Multi-Account Cost Management¶
🏢 Enterprise Scale Cost Optimization | Commands:
runbooks finops, multi-account discovery
Overview¶
Coordinate cost optimization across 60+ AWS accounts in a multi-account Landing Zone.
When to Use¶
| Scenario | Command | Scope |
|---|---|---|
| Organization-Wide Visibility | runbooks finops dashboard --all-profiles |
All 60+ accounts, consolidated view |
| Cross-Account Optimization | runbooks finops ec2-decommission-analysis --all-profiles |
Identify savings across all accounts |
| Multi-Account Enforcement | runbooks finops check-config-compliance --all-profiles |
Policy compliance validation |
Usage Examples¶
Example 1: Organization-Wide Cost Dashboard (10 min)
runbooks finops dashboard \
--all-profiles \
--timeframe monthly \
--format pdf \
--output-dir ./monthly-reports
# Output: Monthly report with:
# - Total spend: 63 accounts, $125K/month
# - Top 10 accounts by cost
# - Service distribution (EC2-Other, RDS, S3, etc.)
# - Account-level trends and anomalies
Example 2: Cross-Account Decommission Coordination (15 min)
runbooks finops ec2-decommission-analysis \
--all-profiles \
--threshold 80 \
--output-dir ./decommission-plan \
--format csv
# Output: All 63 accounts analyzed
# Results:
# - 150+ decommission candidates identified
# - Organized by account (easy to delegate)
# - Total savings: $18K-$22K/month
# - Low risk (confidence >80% on all)
Example 3: Compliance Audit Across Organization (5 min)
runbooks finops check-config-compliance \
--all-profiles \
--framework tagging \
--format pdf
# Output: Compliance report:
# - 95% of resources properly tagged
# - 5% non-compliant resources identified
# - Cost impact of untagged: $2.1K/month (hidden)
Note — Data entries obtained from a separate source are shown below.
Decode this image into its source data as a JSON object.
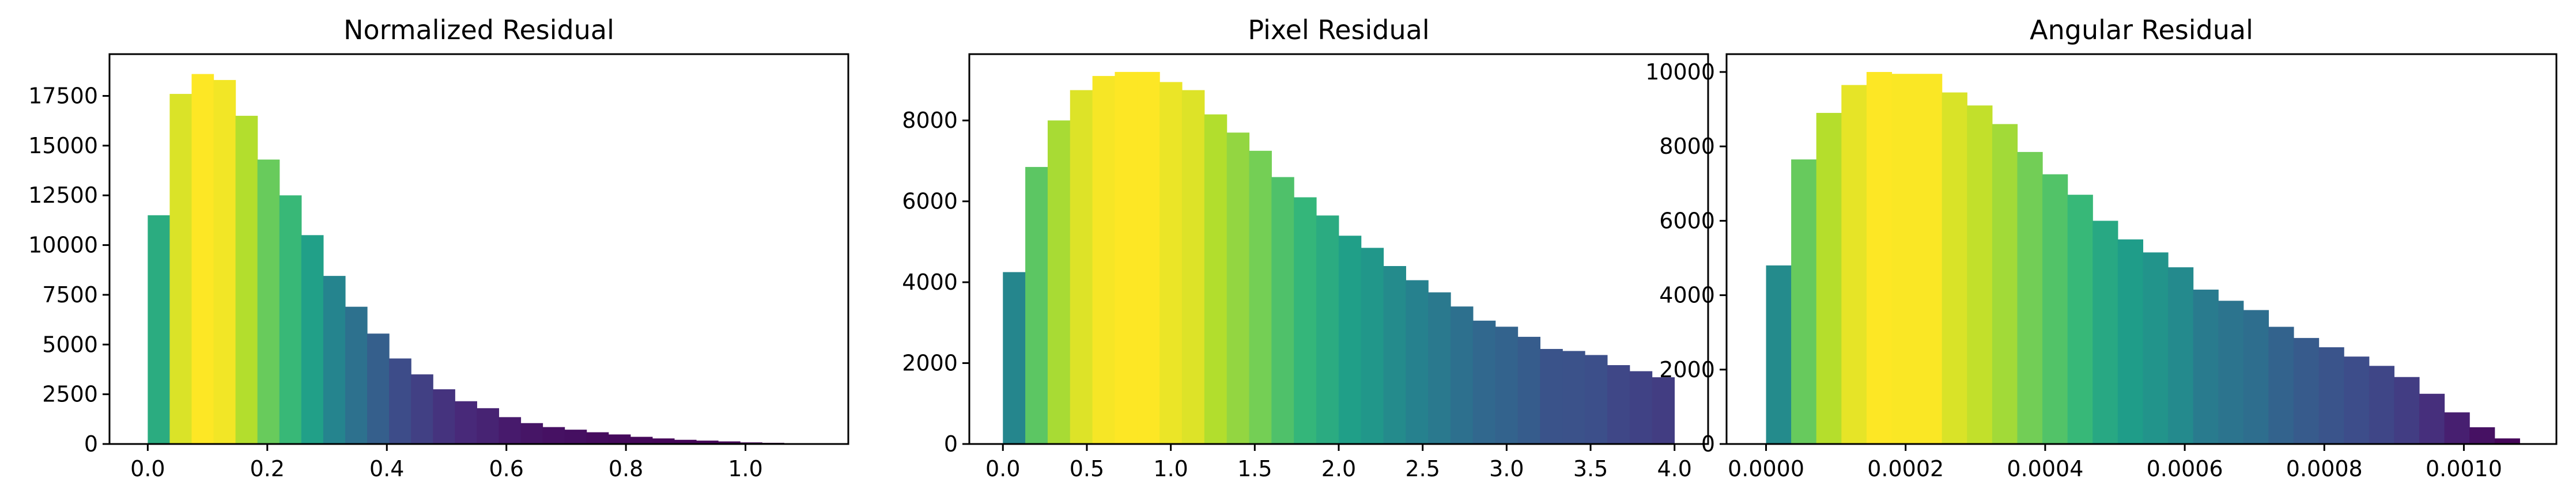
{
  "chart_data": [
    {
      "type": "bar",
      "title": "Normalized Residual",
      "xlabel": "",
      "ylabel": "",
      "xlim": [
        -0.064,
        1.172
      ],
      "ylim": [
        0,
        19600
      ],
      "xticks": [
        0.0,
        0.2,
        0.4,
        0.6,
        0.8,
        1.0
      ],
      "xtick_labels": [
        "0.0",
        "0.2",
        "0.4",
        "0.6",
        "0.8",
        "1.0"
      ],
      "yticks": [
        0,
        2500,
        5000,
        7500,
        10000,
        12500,
        15000,
        17500
      ],
      "ytick_labels": [
        "0",
        "2500",
        "5000",
        "7500",
        "10000",
        "12500",
        "15000",
        "17500"
      ],
      "grid": false,
      "bin_start": 0.0,
      "bin_width": 0.0367,
      "values": [
        11500,
        17600,
        18600,
        18300,
        16500,
        14300,
        12500,
        10500,
        8450,
        6900,
        5550,
        4300,
        3500,
        2750,
        2150,
        1800,
        1350,
        1050,
        850,
        720,
        590,
        480,
        360,
        280,
        210,
        170,
        130,
        80,
        60,
        40,
        20
      ]
    },
    {
      "type": "bar",
      "title": "Pixel Residual",
      "xlabel": "",
      "ylabel": "",
      "xlim": [
        -0.2,
        4.2
      ],
      "ylim": [
        0,
        9640
      ],
      "xticks": [
        0.0,
        0.5,
        1.0,
        1.5,
        2.0,
        2.5,
        3.0,
        3.5,
        4.0
      ],
      "xtick_labels": [
        "0.0",
        "0.5",
        "1.0",
        "1.5",
        "2.0",
        "2.5",
        "3.0",
        "3.5",
        "4.0"
      ],
      "yticks": [
        0,
        2000,
        4000,
        6000,
        8000
      ],
      "ytick_labels": [
        "0",
        "2000",
        "4000",
        "6000",
        "8000"
      ],
      "grid": false,
      "bin_start": 0.0,
      "bin_width": 0.1333,
      "values": [
        4250,
        6850,
        8000,
        8750,
        9100,
        9200,
        9200,
        8950,
        8750,
        8150,
        7700,
        7250,
        6600,
        6100,
        5650,
        5150,
        4850,
        4400,
        4050,
        3750,
        3400,
        3050,
        2900,
        2650,
        2350,
        2300,
        2200,
        1950,
        1800,
        1650
      ]
    },
    {
      "type": "bar",
      "title": "Angular Residual",
      "xlabel": "",
      "ylabel": "",
      "xlim": [
        -5.66e-05,
        0.0011326
      ],
      "ylim": [
        0,
        10480
      ],
      "xticks": [
        0.0,
        0.0002,
        0.0004,
        0.0006,
        0.0008,
        0.001
      ],
      "xtick_labels": [
        "0.0000",
        "0.0002",
        "0.0004",
        "0.0006",
        "0.0008",
        "0.0010"
      ],
      "yticks": [
        0,
        2000,
        4000,
        6000,
        8000,
        10000
      ],
      "ytick_labels": [
        "0",
        "2000",
        "4000",
        "6000",
        "8000",
        "10000"
      ],
      "grid": false,
      "bin_start": 0.0,
      "bin_width": 3.6e-05,
      "values": [
        4800,
        7650,
        8900,
        9650,
        10000,
        9950,
        9950,
        9450,
        9100,
        8600,
        7850,
        7250,
        6700,
        6000,
        5500,
        5150,
        4750,
        4150,
        3850,
        3600,
        3150,
        2850,
        2600,
        2350,
        2100,
        1800,
        1350,
        850,
        450,
        150
      ]
    }
  ]
}
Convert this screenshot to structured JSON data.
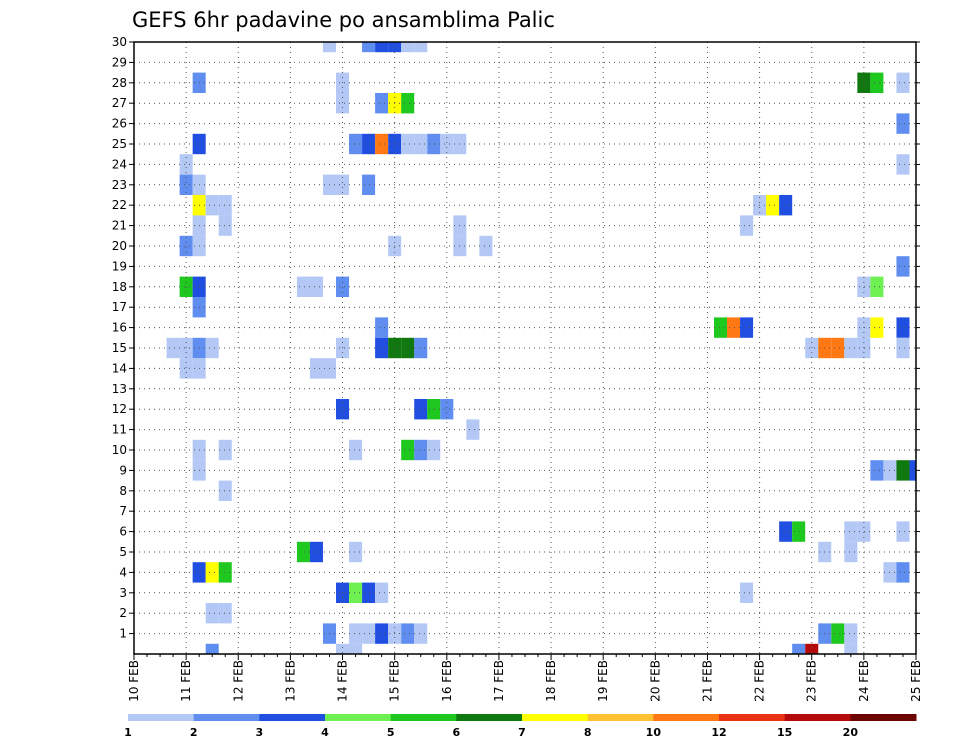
{
  "chart_data": {
    "type": "heatmap",
    "title": "GEFS 6hr padavine po ansamblima Palic",
    "xlabel": "",
    "ylabel": "",
    "x_ticks": [
      "10 FEB",
      "11 FEB",
      "12 FEB",
      "13 FEB",
      "14 FEB",
      "15 FEB",
      "16 FEB",
      "17 FEB",
      "18 FEB",
      "19 FEB",
      "20 FEB",
      "21 FEB",
      "22 FEB",
      "23 FEB",
      "24 FEB",
      "25 FEB"
    ],
    "y_ticks": [
      1,
      2,
      3,
      4,
      5,
      6,
      7,
      8,
      9,
      10,
      11,
      12,
      13,
      14,
      15,
      16,
      17,
      18,
      19,
      20,
      21,
      22,
      23,
      24,
      25,
      26,
      27,
      28,
      29,
      30
    ],
    "x_range": [
      0,
      60
    ],
    "y_range": [
      0,
      30
    ],
    "grid": true,
    "levels": [
      1,
      2,
      3,
      4,
      5,
      6,
      7,
      8,
      10,
      12,
      15,
      20
    ],
    "level_colors": [
      "#b4c8f5",
      "#5f8ef0",
      "#1f4ee0",
      "#6ef050",
      "#1ec81e",
      "#0f780f",
      "#ffff00",
      "#ffc032",
      "#ff7814",
      "#eb3214",
      "#b40a0a",
      "#6e0505"
    ],
    "cells": [
      [
        15,
        30,
        1
      ],
      [
        18,
        30,
        2
      ],
      [
        19,
        30,
        3
      ],
      [
        20,
        30,
        3
      ],
      [
        21,
        30,
        1
      ],
      [
        22,
        30,
        1
      ],
      [
        5,
        28,
        2
      ],
      [
        16,
        28,
        1
      ],
      [
        56,
        28,
        6
      ],
      [
        57,
        28,
        5
      ],
      [
        59,
        28,
        1
      ],
      [
        16,
        27,
        1
      ],
      [
        19,
        27,
        2
      ],
      [
        20,
        27,
        7
      ],
      [
        21,
        27,
        5
      ],
      [
        59,
        26,
        2
      ],
      [
        5,
        25,
        3
      ],
      [
        17,
        25,
        2
      ],
      [
        18,
        25,
        3
      ],
      [
        19,
        25,
        9
      ],
      [
        20,
        25,
        3
      ],
      [
        21,
        25,
        1
      ],
      [
        22,
        25,
        1
      ],
      [
        23,
        25,
        2
      ],
      [
        24,
        25,
        1
      ],
      [
        25,
        25,
        1
      ],
      [
        4,
        24,
        1
      ],
      [
        59,
        24,
        1
      ],
      [
        4,
        23,
        2
      ],
      [
        5,
        23,
        1
      ],
      [
        15,
        23,
        1
      ],
      [
        16,
        23,
        1
      ],
      [
        18,
        23,
        2
      ],
      [
        5,
        22,
        7
      ],
      [
        6,
        22,
        1
      ],
      [
        7,
        22,
        1
      ],
      [
        48,
        22,
        1
      ],
      [
        49,
        22,
        7
      ],
      [
        50,
        22,
        3
      ],
      [
        5,
        21,
        1
      ],
      [
        7,
        21,
        1
      ],
      [
        25,
        21,
        1
      ],
      [
        47,
        21,
        1
      ],
      [
        4,
        20,
        2
      ],
      [
        5,
        20,
        1
      ],
      [
        20,
        20,
        1
      ],
      [
        25,
        20,
        1
      ],
      [
        27,
        20,
        1
      ],
      [
        59,
        19,
        2
      ],
      [
        4,
        18,
        5
      ],
      [
        5,
        18,
        3
      ],
      [
        13,
        18,
        1
      ],
      [
        14,
        18,
        1
      ],
      [
        16,
        18,
        2
      ],
      [
        56,
        18,
        1
      ],
      [
        57,
        18,
        4
      ],
      [
        5,
        17,
        2
      ],
      [
        19,
        16,
        2
      ],
      [
        45,
        16,
        5
      ],
      [
        46,
        16,
        9
      ],
      [
        47,
        16,
        3
      ],
      [
        56,
        16,
        1
      ],
      [
        57,
        16,
        7
      ],
      [
        59,
        16,
        3
      ],
      [
        3,
        15,
        1
      ],
      [
        4,
        15,
        1
      ],
      [
        5,
        15,
        2
      ],
      [
        6,
        15,
        1
      ],
      [
        16,
        15,
        1
      ],
      [
        19,
        15,
        3
      ],
      [
        20,
        15,
        6
      ],
      [
        21,
        15,
        6
      ],
      [
        22,
        15,
        2
      ],
      [
        52,
        15,
        1
      ],
      [
        53,
        15,
        9
      ],
      [
        54,
        15,
        9
      ],
      [
        55,
        15,
        1
      ],
      [
        56,
        15,
        1
      ],
      [
        59,
        15,
        1
      ],
      [
        4,
        14,
        1
      ],
      [
        5,
        14,
        1
      ],
      [
        14,
        14,
        1
      ],
      [
        15,
        14,
        1
      ],
      [
        16,
        12,
        3
      ],
      [
        22,
        12,
        3
      ],
      [
        23,
        12,
        5
      ],
      [
        24,
        12,
        2
      ],
      [
        26,
        11,
        1
      ],
      [
        5,
        10,
        1
      ],
      [
        7,
        10,
        1
      ],
      [
        17,
        10,
        1
      ],
      [
        21,
        10,
        5
      ],
      [
        22,
        10,
        2
      ],
      [
        23,
        10,
        1
      ],
      [
        5,
        9,
        1
      ],
      [
        57,
        9,
        2
      ],
      [
        58,
        9,
        1
      ],
      [
        59,
        9,
        6
      ],
      [
        60,
        9,
        3
      ],
      [
        7,
        8,
        1
      ],
      [
        50,
        6,
        3
      ],
      [
        51,
        6,
        5
      ],
      [
        55,
        6,
        1
      ],
      [
        56,
        6,
        1
      ],
      [
        59,
        6,
        1
      ],
      [
        13,
        5,
        5
      ],
      [
        14,
        5,
        3
      ],
      [
        17,
        5,
        1
      ],
      [
        53,
        5,
        1
      ],
      [
        55,
        5,
        1
      ],
      [
        5,
        4,
        3
      ],
      [
        6,
        4,
        7
      ],
      [
        7,
        4,
        5
      ],
      [
        58,
        4,
        1
      ],
      [
        59,
        4,
        2
      ],
      [
        16,
        3,
        3
      ],
      [
        17,
        3,
        4
      ],
      [
        18,
        3,
        3
      ],
      [
        19,
        3,
        1
      ],
      [
        47,
        3,
        1
      ],
      [
        6,
        2,
        1
      ],
      [
        7,
        2,
        1
      ],
      [
        15,
        1,
        2
      ],
      [
        17,
        1,
        1
      ],
      [
        18,
        1,
        1
      ],
      [
        19,
        1,
        3
      ],
      [
        20,
        1,
        1
      ],
      [
        21,
        1,
        2
      ],
      [
        22,
        1,
        1
      ],
      [
        53,
        1,
        2
      ],
      [
        54,
        1,
        5
      ],
      [
        55,
        1,
        1
      ],
      [
        6,
        0,
        2
      ],
      [
        16,
        0,
        1
      ],
      [
        17,
        0,
        1
      ],
      [
        51,
        0,
        2
      ],
      [
        52,
        0,
        11
      ],
      [
        55,
        0,
        1
      ]
    ]
  }
}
# - Recommendation: Tag and allocate to correct cost center
Multi-Account Profile Management¶
| Profile Type | Purpose | How to Set |
|---|---|---|
$AWS_MANAGEMENT_PROFILE |
Organizations API (account list, hierarchy) | Set in shell profile |
$AWS_BILLING_PROFILE |
Cost Explorer API (consolidated costs) | Set in shell profile |
$AWS_PROFILE (per-account) |
Individual account queries | Set or use --profile flag |
Setup example:
# ~/.zshrc
export AWS_MANAGEMENT_PROFILE=ams-admin-Org-ReadOnly
export AWS_BILLING_PROFILE=ams-admin-Billing-ReadOnly
export AWS_PROFILE=ops-account-ReadOnly
# Verify multi-account access
aws sts get-caller-identity --profile $AWS_MANAGEMENT_PROFILE
aws ce get-cost-and-usage --profile $AWS_BILLING_PROFILE \
--time-period Start=2026-04-01,End=2026-05-01
Best Practices¶
- Delegate by Account: Organize findings by account, assign optimization to account owners
- Tag Everything: Implement cost allocation tags (cost-center, environment, project)
- Review Quarterly: Schedule monthly dashboard reviews, quarterly optimization planning
- Automate Enforcement: Use AWS Config rules to catch non-compliance automatically
- Track Savings: Document baseline costs before optimization, measure results quarterly
Related Commands¶
dashboard- Single view for all accountsorganizations-list-accounts- Account inventory (Organization API)export- Multi-format output for stakeholder reporting
MCP Validation¶
Multi-account analysis validated at ≥99.5% accuracy using AWS Cost Explorer and Organizations API.
Organization size support: Up to 10,000+ accounts (tested at 63+ accounts).